When they move into a new home, the Lambert family become increasingly suspicious that they are being haunted by Casper’s worst nightmare. When packing up and moving again doesn’t help and their son falls into a mysterious coma, Josh (Patrick Wilson) and Renai (Rose Byrne) must recruit the services of an old acquaintance and rely upon the unorthodox methods of an ageing medium (Lin Shaye). As the supernatural threat grows more potent, and the shit really starts to hit the metronome, a family secret may hold the only key to their son’s condition in what has suddenly become a desperate race against time.
As somewhat of a connoisseur when it comes to cinematic horror, I like to think I’m braver than I actually am. In fact, the reason that I love the genre so much is that I am one of the most susceptible people I know to Hollywood’s staid horror conventions and recycled scare tactics. Therefore when I say something is scary, I am prone to a rather large margin of error; when I say that something is not, however, you can trust my judgement emphatically.
With that in mind, then, let me first say that Insidious is one of the downright stupidest horror movies I’ve ever seen, with each turn of the plot eliciting a new groan in the knowledge that things are about to get a whole lot sillier. If I was sustaining a cringe throughout, however, it would have been near impossible to tell; safely hidden, as my head was, behind the palm of my quivering, sweat-stained hand. Insidious‘ biggest achievement, and perhaps the only one that counts, is that it doesn’t shy away from less accepted territory and unintentional humour, but embraces them; somehow managing retain a considerable sense of dread regardless.
Marketed as it is as from the creators of Saw and Paranormal Activity, it is easy to see why some people might be disappointed by Insidious‘ apparently blasé attitude to cheese. If I was to compare Insidious to any recent addition to the horror genre it would probably be Sam Raimi’s Drag Me To Hell, with an ending that could be right out of Joe Dante’s The Hole in 3D. You see, rather than using its malevolent spirits with a near tedious restraint, Insidious isn’t going to waste hours of make-up and thousands of dollars of special effects on a few throwaway glimpses, it’s going to flaunt its assets at ever available opportunity.
What this should do – and perhaps to a braver soul, does – is render the audience desensitized, accustomed as they have come to the film’s primary antagonist (a demonic threat that could easily be reduced to Darth Maul running around in a dark room). Director James Wan is so shameless in his desire to scare your popcorn out of its box, however, that his confidence somehow translates into genuine, excruciating terror.
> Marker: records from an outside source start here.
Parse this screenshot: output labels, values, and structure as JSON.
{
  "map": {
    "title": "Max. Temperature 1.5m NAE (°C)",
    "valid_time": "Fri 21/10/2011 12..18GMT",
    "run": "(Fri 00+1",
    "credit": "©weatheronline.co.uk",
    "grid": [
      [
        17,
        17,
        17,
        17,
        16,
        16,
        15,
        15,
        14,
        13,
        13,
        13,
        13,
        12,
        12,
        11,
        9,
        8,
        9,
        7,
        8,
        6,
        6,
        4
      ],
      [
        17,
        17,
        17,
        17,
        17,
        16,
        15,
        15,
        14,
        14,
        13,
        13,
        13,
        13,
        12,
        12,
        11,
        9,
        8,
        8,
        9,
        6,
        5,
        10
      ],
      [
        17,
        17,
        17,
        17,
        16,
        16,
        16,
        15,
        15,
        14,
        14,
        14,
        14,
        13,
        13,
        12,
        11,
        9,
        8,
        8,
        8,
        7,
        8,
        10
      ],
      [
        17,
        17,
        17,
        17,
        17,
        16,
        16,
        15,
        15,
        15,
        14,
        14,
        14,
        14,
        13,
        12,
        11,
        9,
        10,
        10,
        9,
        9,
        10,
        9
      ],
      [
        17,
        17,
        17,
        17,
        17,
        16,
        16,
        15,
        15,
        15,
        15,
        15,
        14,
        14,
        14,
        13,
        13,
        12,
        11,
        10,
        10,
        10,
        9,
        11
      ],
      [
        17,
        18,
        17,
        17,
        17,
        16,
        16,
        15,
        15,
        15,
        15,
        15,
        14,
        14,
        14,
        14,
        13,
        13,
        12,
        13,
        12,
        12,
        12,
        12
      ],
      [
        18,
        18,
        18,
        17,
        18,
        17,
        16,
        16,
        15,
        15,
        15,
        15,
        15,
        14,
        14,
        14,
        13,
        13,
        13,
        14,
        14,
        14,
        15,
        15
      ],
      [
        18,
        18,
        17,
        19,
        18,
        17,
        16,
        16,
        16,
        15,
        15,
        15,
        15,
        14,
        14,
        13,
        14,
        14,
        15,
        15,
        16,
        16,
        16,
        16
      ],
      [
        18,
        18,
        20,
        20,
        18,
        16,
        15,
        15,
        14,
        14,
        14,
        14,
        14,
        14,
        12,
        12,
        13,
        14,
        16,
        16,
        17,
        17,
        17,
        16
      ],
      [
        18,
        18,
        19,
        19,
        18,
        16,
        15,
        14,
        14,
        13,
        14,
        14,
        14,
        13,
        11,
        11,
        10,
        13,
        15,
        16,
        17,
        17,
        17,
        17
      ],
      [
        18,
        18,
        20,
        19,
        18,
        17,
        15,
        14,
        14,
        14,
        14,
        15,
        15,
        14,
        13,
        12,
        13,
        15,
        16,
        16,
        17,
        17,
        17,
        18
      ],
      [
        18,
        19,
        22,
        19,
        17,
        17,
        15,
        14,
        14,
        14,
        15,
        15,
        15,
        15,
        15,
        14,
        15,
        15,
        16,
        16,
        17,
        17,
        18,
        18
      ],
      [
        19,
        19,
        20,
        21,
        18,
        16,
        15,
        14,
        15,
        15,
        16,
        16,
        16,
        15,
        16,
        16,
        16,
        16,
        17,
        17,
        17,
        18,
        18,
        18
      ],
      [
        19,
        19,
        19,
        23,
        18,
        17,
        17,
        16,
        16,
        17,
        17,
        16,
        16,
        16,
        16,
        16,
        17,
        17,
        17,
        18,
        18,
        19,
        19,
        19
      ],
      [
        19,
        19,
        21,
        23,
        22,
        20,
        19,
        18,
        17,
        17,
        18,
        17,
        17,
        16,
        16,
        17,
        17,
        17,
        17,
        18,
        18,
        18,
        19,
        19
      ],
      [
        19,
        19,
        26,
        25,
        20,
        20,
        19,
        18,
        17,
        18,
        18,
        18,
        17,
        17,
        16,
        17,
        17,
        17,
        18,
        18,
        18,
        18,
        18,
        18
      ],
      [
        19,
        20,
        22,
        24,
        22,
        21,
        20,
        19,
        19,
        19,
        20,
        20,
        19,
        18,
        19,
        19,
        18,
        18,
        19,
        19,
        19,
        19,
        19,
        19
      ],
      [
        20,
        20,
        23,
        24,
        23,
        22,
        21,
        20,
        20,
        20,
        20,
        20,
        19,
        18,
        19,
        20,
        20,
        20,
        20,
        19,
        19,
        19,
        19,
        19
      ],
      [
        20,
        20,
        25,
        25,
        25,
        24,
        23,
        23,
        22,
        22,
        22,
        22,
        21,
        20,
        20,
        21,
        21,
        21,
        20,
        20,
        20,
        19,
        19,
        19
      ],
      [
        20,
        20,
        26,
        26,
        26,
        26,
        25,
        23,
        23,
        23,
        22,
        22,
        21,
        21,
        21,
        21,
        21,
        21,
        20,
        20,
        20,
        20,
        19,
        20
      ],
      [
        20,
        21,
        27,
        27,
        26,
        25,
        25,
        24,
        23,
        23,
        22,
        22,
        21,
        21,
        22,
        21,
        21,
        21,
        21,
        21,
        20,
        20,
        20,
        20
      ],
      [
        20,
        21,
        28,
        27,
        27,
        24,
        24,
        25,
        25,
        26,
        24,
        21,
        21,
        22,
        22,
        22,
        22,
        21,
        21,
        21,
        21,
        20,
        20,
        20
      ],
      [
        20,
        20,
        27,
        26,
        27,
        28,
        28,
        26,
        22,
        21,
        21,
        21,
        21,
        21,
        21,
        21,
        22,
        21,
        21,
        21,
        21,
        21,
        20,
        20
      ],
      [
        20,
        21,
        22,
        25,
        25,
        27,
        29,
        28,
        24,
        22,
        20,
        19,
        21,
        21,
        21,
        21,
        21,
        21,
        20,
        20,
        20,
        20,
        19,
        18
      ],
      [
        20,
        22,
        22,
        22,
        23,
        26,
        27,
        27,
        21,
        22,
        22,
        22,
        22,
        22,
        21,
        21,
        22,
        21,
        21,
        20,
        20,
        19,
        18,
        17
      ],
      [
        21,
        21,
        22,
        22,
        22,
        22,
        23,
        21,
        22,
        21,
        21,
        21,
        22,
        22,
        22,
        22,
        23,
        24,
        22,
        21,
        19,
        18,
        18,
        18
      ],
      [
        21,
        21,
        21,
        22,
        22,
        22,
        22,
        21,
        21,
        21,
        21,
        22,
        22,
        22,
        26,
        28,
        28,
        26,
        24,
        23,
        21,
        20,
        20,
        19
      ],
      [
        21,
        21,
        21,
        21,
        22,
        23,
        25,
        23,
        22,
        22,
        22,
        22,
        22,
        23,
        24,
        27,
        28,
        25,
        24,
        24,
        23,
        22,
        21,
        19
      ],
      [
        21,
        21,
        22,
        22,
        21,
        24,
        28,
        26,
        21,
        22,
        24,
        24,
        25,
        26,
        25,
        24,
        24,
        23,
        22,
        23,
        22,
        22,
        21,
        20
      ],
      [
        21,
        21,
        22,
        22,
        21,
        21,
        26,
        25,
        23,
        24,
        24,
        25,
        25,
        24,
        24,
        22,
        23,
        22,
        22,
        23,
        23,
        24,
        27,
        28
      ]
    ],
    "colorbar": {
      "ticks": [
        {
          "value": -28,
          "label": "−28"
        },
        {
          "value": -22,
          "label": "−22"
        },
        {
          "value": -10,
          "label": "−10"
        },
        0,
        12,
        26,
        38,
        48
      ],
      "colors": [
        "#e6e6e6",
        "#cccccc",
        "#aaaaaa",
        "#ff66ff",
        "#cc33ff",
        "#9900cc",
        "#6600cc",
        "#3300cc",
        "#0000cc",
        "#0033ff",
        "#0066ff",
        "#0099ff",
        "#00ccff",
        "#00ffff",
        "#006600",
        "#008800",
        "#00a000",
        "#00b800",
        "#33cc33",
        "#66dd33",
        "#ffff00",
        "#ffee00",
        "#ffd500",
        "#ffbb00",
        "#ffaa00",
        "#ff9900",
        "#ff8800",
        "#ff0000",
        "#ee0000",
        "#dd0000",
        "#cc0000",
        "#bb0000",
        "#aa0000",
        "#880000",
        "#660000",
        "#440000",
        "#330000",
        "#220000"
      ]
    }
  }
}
As in Drag Me To Hell, Insidious boasts acting that is best described as heightened, particularly when the hauntees turn, inevitably, to the resident psychic. Proceeded by two bumbling ghostbusters, the eventual reveal of our Betty White-a-like continues the film’s attempts at self-sabotaging its own tension, the requirement that she wear a gas mask to perform the climactic séance upping the ridiculous quotient to giddying levels. We really are talking Resident Evil: Apocalypse levels of subtlety as the ghouls come knocking, and yet it all somehow works, completely despite all of the hackneyed talk of astral projection, demonic travellers and The Man With The Red Face – not to mention the final confrontation with Mr. Maul himself.
Whatever Insidious is supposed to be, then: a deadly serious assault on your sleep cycle; a homage to such films as Ringu (our protagonist isn’t particularly photogenic), The Shining (those twin girls really do get around, don’t they?), and Poltergeist (young children should just be outlawed); or simply an unused plot from Buffy or Ghost Whisperer, Insidious is as bonkers – and absolutely terrifying – a film as you are ever likely to see.